Come fai a vendere qualcosa se non c’è qualcuno che la compra?
La vicenda è semplice: se uno compra o vende un giocatore a prezzo gonfiato, c’è qualcuno che è d’accordo. Come fai a vendere qualcosa se non c’è qualcuno che la compra? E’ esattamente come quando contestano a qualcuno il reato di corruzione: c’è chi tira i fuori i soldi e corrompe e chi viene corrotto. Due parti fanno il reato, non una. Bene: in Italia ci sono un sacco di sentenze dove viene condannato il corrotto e non il corruttore, o viceversa. Eppure nessuno dice niente tranne quando capita a una squadra di calcio. E parliamo di alti ufficiali dello Stato, di politici, di dirigenti. Cose che capitano tutti i giorni. Infine, in questa questione della Juventus c’è il difetto più presente in Italia. Ovvero l’ipocrisia. Tutti sanno, e tutti fanno finta di non sapere perché è più comodo così. Tra Milan e Inter – e io sono milanista – quindici anni fa venne fuori lo scandalo di ragazzini valutati decine di milioni di euro per far quadrare i bilanci.

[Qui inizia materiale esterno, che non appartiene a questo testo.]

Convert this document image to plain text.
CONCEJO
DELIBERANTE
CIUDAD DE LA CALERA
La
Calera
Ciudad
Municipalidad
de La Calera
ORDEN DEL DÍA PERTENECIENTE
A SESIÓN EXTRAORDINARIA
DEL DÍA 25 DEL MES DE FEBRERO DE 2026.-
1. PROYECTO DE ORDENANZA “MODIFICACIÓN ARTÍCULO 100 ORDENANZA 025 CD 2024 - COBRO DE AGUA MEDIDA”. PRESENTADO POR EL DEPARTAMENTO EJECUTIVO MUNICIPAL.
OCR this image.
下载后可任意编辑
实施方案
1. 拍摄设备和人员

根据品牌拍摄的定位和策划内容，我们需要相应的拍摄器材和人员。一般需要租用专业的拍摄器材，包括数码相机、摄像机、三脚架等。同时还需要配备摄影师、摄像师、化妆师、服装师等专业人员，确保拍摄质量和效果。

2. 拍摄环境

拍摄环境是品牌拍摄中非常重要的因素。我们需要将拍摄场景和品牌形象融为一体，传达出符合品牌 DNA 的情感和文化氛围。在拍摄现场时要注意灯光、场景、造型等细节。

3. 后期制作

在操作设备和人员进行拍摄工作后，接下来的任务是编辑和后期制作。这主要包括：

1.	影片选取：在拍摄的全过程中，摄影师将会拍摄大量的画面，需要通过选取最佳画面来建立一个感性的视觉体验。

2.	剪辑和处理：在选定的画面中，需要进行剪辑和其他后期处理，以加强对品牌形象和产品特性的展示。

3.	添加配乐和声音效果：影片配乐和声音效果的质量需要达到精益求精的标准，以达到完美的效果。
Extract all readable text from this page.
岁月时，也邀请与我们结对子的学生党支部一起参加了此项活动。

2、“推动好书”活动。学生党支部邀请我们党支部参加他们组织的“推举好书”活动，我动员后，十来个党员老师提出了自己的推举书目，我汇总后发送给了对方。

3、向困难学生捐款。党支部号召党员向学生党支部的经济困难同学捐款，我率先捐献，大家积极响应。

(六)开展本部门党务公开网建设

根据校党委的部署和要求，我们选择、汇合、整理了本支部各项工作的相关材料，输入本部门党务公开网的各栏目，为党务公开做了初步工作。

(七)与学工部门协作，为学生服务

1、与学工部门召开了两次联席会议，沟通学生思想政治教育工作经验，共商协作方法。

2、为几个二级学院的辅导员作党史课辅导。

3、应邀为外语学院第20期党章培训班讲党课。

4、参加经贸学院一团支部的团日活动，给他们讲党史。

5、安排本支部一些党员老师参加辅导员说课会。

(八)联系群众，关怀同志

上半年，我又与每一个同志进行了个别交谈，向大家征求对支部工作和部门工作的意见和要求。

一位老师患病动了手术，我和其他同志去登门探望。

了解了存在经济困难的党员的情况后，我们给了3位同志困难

Tutti sapevano e nessuno veniva punito. Perché? Perché se non avessero fatto così il sistema calcio sarebbe esploso. Si tratta di ipocrisia.
Il caso della collaboratrice pendolare
Così come siamo ipocriti – e qui vengo a una polemica recente di cui ho parlato diffusamente – sul tema dei concorsi pubblici e del mondo del lavoro. Mi riferisco al caso della bidella, ops, collaboratrice scolastica, di Napoli che piglia il treno per lavorare a Milano. Tutti sanno che la maggior parte di quelli che vincono i concorsi pubblici sono del sud, ma li vincono a nord perché là c’è disponibilità di posti di lavoro. E tutti sanno che la stragrande maggioranza di chi vince i concorsi pubblici del sud poi vuole tornarci. E tutti sanno che basterebbe regionalizzare i concorsi per risolvere il problema. Ma questo vorrebbe dire impedire a intere regioni d’Italia di accedere a un numero consistente di posti, che per quelle regioni vogliono spesso dire l’unica speranza di portare a casa la pagnotta. E allora non siamo ipocriti: il sistema ci va bene così. Esattamente come ci andava bene quando Milan, Inter, Juve e tutti gli altri facevano magheggi con i bilanci purché vincessero, purché ci potessimo divertire la domenica. Va bene tutto, ma l’ipocrisia quella no, per favore.